8 太陽に導かれた、僕等の始まり
塔での生の後、僕等の生は最初に語った墓場の物語に繋がる。次に第二次世界大戦を生き、そして今に至っている。そろそろ物語も終わりだ。しかしその前に、僕等の始まりを語っておきたい。これは僕の正体の話でもある。
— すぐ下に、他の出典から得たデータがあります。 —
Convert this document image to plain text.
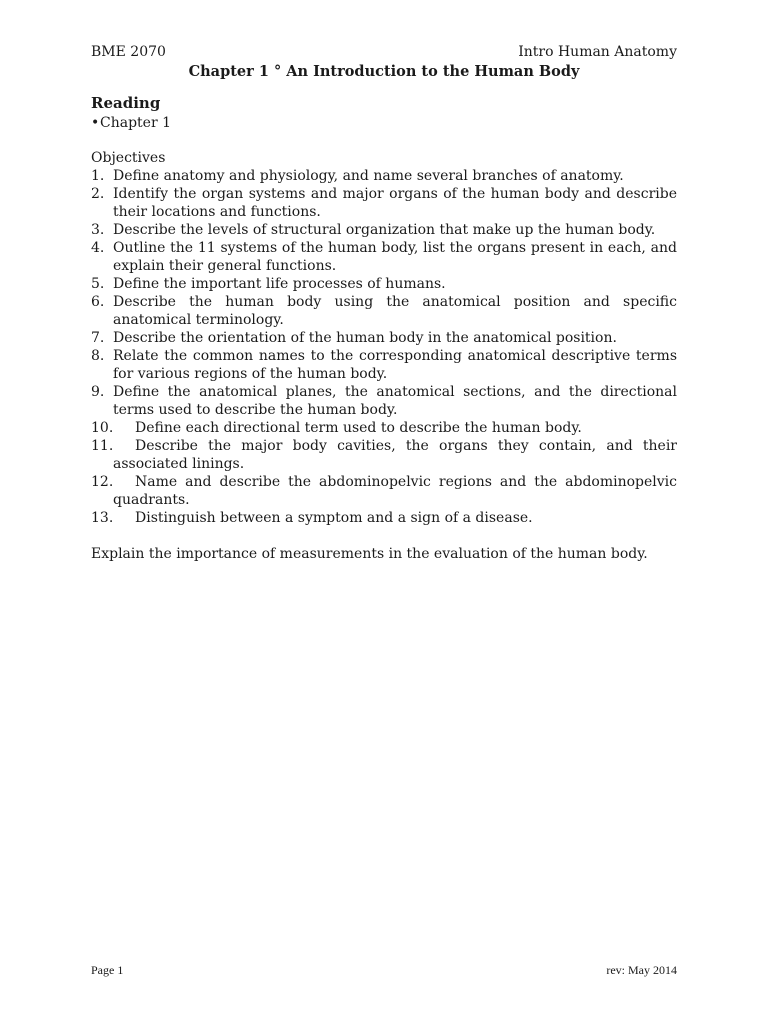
BME 2070	Intro Human Anatomy
Chapter 1 ° An Introduction to the Human Body
Reading
•Chapter 1
Objectives
1. Define anatomy and physiology, and name several branches of anatomy.
2. Identify the organ systems and major organs of the human body and describe their locations and functions.
3. Describe the levels of structural organization that make up the human body.
4. Outline the 11 systems of the human body, list the organs present in each, and explain their general functions.
5. Define the important life processes of humans.
6. Describe the human body using the anatomical position and specific anatomical terminology.
7. Describe the orientation of the human body in the anatomical position.
8. Relate the common names to the corresponding anatomical descriptive terms for various regions of the human body.
9. Define the anatomical planes, the anatomical sections, and the directional terms used to describe the human body.
10.	Define each directional term used to describe the human body.
11.	Describe the major body cavities, the organs they contain, and their associated linings.
12.	Name and describe the abdominopelvic regions and the abdominopelvic quadrants.
13.	Distinguish between a symptom and a sign of a disease.
Explain the importance of measurements in the evaluation of the human body.
Page 1	rev: May 2014
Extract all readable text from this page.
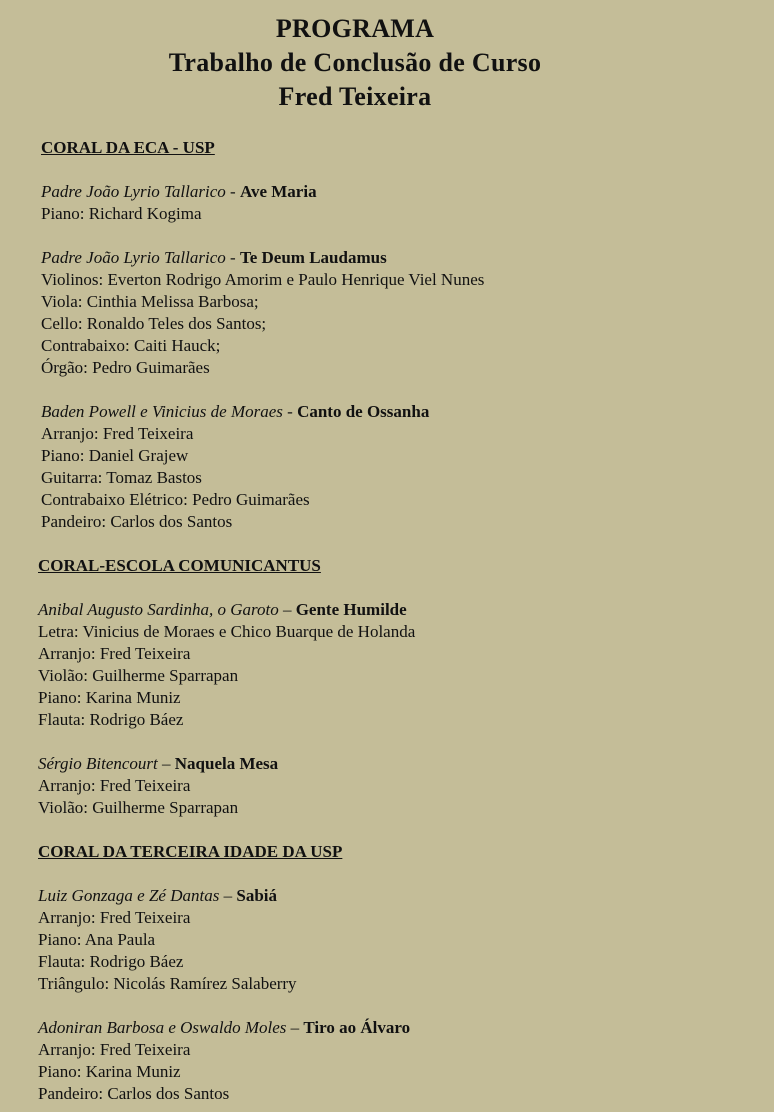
PROGRAMA
Trabalho de Conclusão de Curso
Fred Teixeira
CORAL DA ECA - USP
Padre João Lyrio Tallarico - Ave Maria
Piano: Richard Kogima
Padre João Lyrio Tallarico - Te Deum Laudamus
Violinos: Everton Rodrigo Amorim e Paulo Henrique Viel Nunes
Viola: Cinthia Melissa Barbosa;
Cello: Ronaldo Teles dos Santos;
Contrabaixo: Caiti Hauck;
Órgão: Pedro Guimarães
Baden Powell e Vinicius de Moraes - Canto de Ossanha
Arranjo: Fred Teixeira
Piano: Daniel Grajew
Guitarra: Tomaz Bastos
Contrabaixo Elétrico: Pedro Guimarães
Pandeiro: Carlos dos Santos
CORAL-ESCOLA COMUNICANTUS
Anibal Augusto Sardinha, o Garoto – Gente Humilde
Letra: Vinicius de Moraes e Chico Buarque de Holanda
Arranjo: Fred Teixeira
Violão: Guilherme Sparrapan
Piano: Karina Muniz
Flauta: Rodrigo Báez
Sérgio Bitencourt – Naquela Mesa
Arranjo: Fred Teixeira
Violão: Guilherme Sparrapan
CORAL DA TERCEIRA IDADE DA USP
Luiz Gonzaga e Zé Dantas – Sabiá
Arranjo: Fred Teixeira
Piano: Ana Paula
Flauta: Rodrigo Báez
Triângulo: Nicolás Ramírez Salaberry
Adoniran Barbosa e Oswaldo Moles – Tiro ao Álvaro
Arranjo: Fred Teixeira
Piano: Karina Muniz
Pandeiro: Carlos dos Santos
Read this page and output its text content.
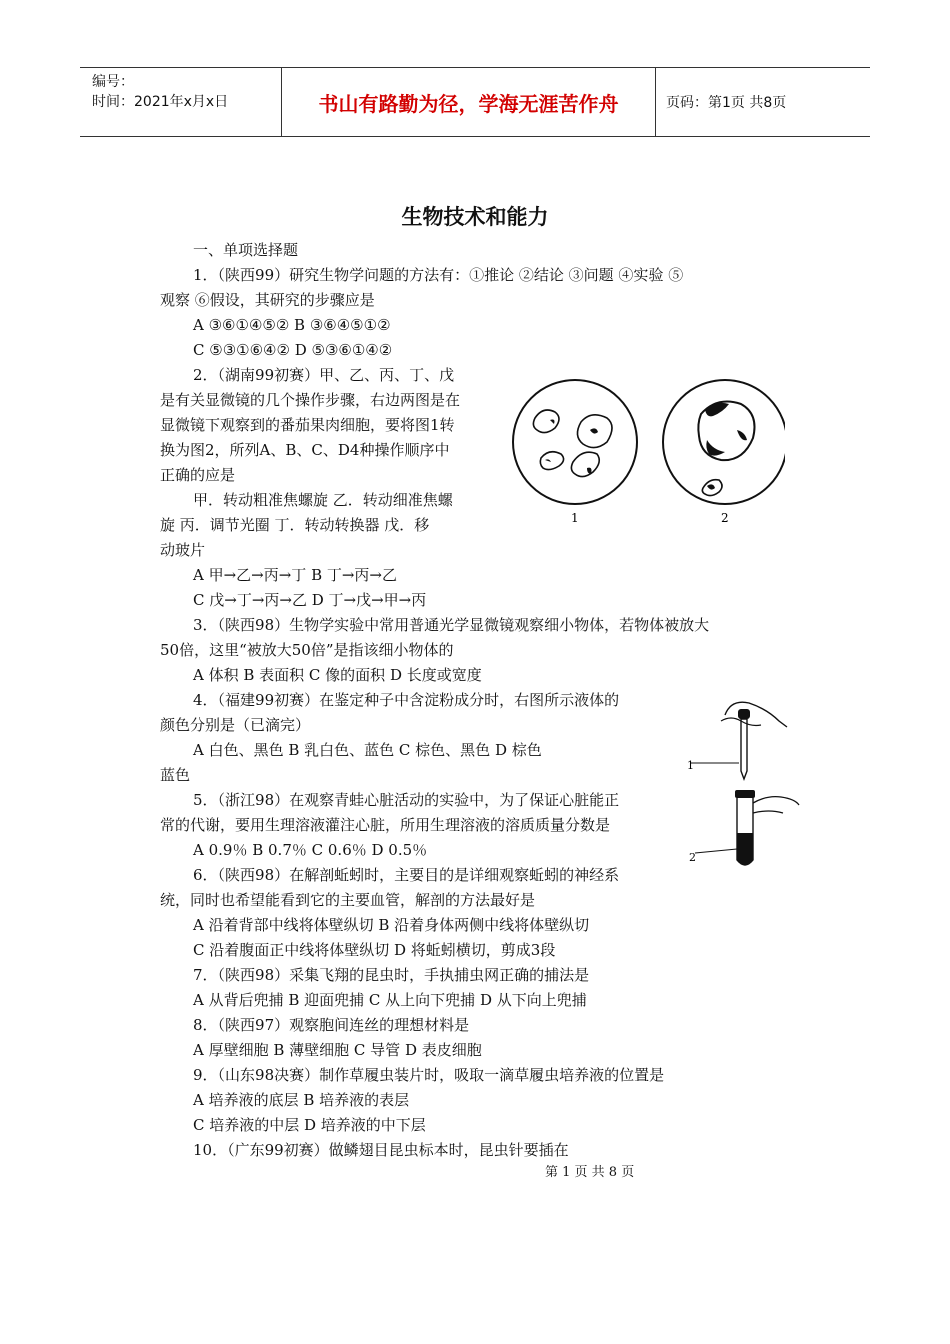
编号：
时间：2021年x月x日	书山有路勤为径，学海无涯苦作舟	页码：第1页 共8页
生物技术和能力
一、单项选择题
1．（陕西99）研究生物学问题的方法有：①推论 ②结论 ③问题 ④实验 ⑤
观察 ⑥假设，其研究的步骤应是
A ③⑥①④⑤② B ③⑥④⑤①②
C ⑤③①⑥④② D ⑤③⑥①④②
2．（湖南99初赛）甲、乙、丙、丁、戊
是有关显微镜的几个操作步骤，右边两图是在
显微镜下观察到的番茄果肉细胞，要将图1转
换为图2，所列A、B、C、D4种操作顺序中
正确的应是
甲．转动粗准焦螺旋 乙．转动细准焦螺
旋 丙．调节光圈 丁．转动转换器 戊．移
动玻片
A 甲→乙→丙→丁 B 丁→丙→乙
C 戊→丁→丙→乙 D 丁→戊→甲→丙
3．（陕西98）生物学实验中常用普通光学显微镜观察细小物体，若物体被放大
50倍，这里“被放大50倍”是指该细小物体的
A 体积 B 表面积 C 像的面积 D 长度或宽度
4．（福建99初赛）在鉴定种子中含淀粉成分时，右图所示液体的
颜色分别是（已滴完）
A 白色、黑色 B 乳白色、蓝色 C 棕色、黑色 D 棕色
蓝色
5．（浙江98）在观察青蛙心脏活动的实验中，为了保证心脏能正
常的代谢，要用生理溶液灌注心脏，所用生理溶液的溶质质量分数是
A 0.9％ B 0.7％ C 0.6％ D 0.5％
6．（陕西98）在解剖蚯蚓时，主要目的是详细观察蚯蚓的神经系
统，同时也希望能看到它的主要血管，解剖的方法最好是
A 沿着背部中线将体壁纵切 B 沿着身体两侧中线将体壁纵切
C 沿着腹面正中线将体壁纵切 D 将蚯蚓横切，剪成3段
7．（陕西98）采集飞翔的昆虫时，手执捕虫网正确的捕法是
A 从背后兜捕 B 迎面兜捕 C 从上向下兜捕 D 从下向上兜捕
8．（陕西97）观察胞间连丝的理想材料是
A 厚壁细胞 B 薄壁细胞 C 导管 D 表皮细胞
9．（山东98决赛）制作草履虫装片时，吸取一滴草履虫培养液的位置是
A 培养液的底层 B 培养液的表层
C 培养液的中层 D 培养液的中下层
10．（广东99初赛）做鳞翅目昆虫标本时，昆虫针要插在
1	2
1
2
第 1 页 共 8 页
言ったように、僕が最初に生を受けたのは、キリストの奇跡の直後だった。それまで僕はずっと向こうにいたのだ。それは、人間の言葉で言えば、死後の世界、となる。僕の存在はそこでは人間と違う。キリストとも少し違うが、人間よりもキリストに近い魂だった。僕はその世界から、キリストの奇跡を見ていた。何とも言えない昂揚感に満たされ、僕は本当に、衝動に近い形ですぐに受肉して人間となった。この時の僕は、キリストへの愛で満たされていて、キリストの奇跡を広く人間に広めることを使命としていた。
だがそれは、彼女との出会いで挫折する。彼女は普通の人間だった。キリストの奇跡を知ってはいたが、その深い意味まで理解はしていなかった。それでも僕は彼女に惹かれ、僕の愛は濁ってしまったのだ。心ではなく、僕は肉体で彼女を求めたのだ。初めての受肉であり、僕は肉体というものがこんなにも扱いづらいとは知らなかった。そしてキリストへの純粋な愛がどのようなものであったのかを忘れてしまい、そこから、僕の業が始まった。
彼女はというと、僕からの愛に快く応じてくれ、彼女も熱く僕を愛してくれた。しかしもちろんそれは、肉体の愛だ。僕の業は彼女を捕まえ、彼女は僕の罪の被害者となってしまった。
キリストの奇跡に感動して受肉した仲間もいなかったわけではない。しかし本来の使命を全うできた者は少ない。こうやって僕等の存在は、人間の世界にいらぬ罪を撒き散らしてしまった。その償いのつもりの転生が、いつしか業を増やすだけの惰性に変わってしまい、僕の魂はキリストと同質であった部分を失くしていっている。それらを全て失ったならば、僕の転生の記憶もなくなるだろう。あと何回、彼女を追えるのか分からない。もしかするとこれで最後かもしれない。何といっても、あの墓場の物語の時から、僕の世界を感じる力は著しく弱くなってしまっているのだから。
ただもう、僕には、生命の光をわずかに感じる力があるだけで、ほとんど人間と変わりはしない。その代わり、僕の心は人間の幸せを享受する力を強めている。この一度だけの生、という気持ちが大きくなり、死を恐怖し、彼女を失うことを、何よりも怖れるようになっている。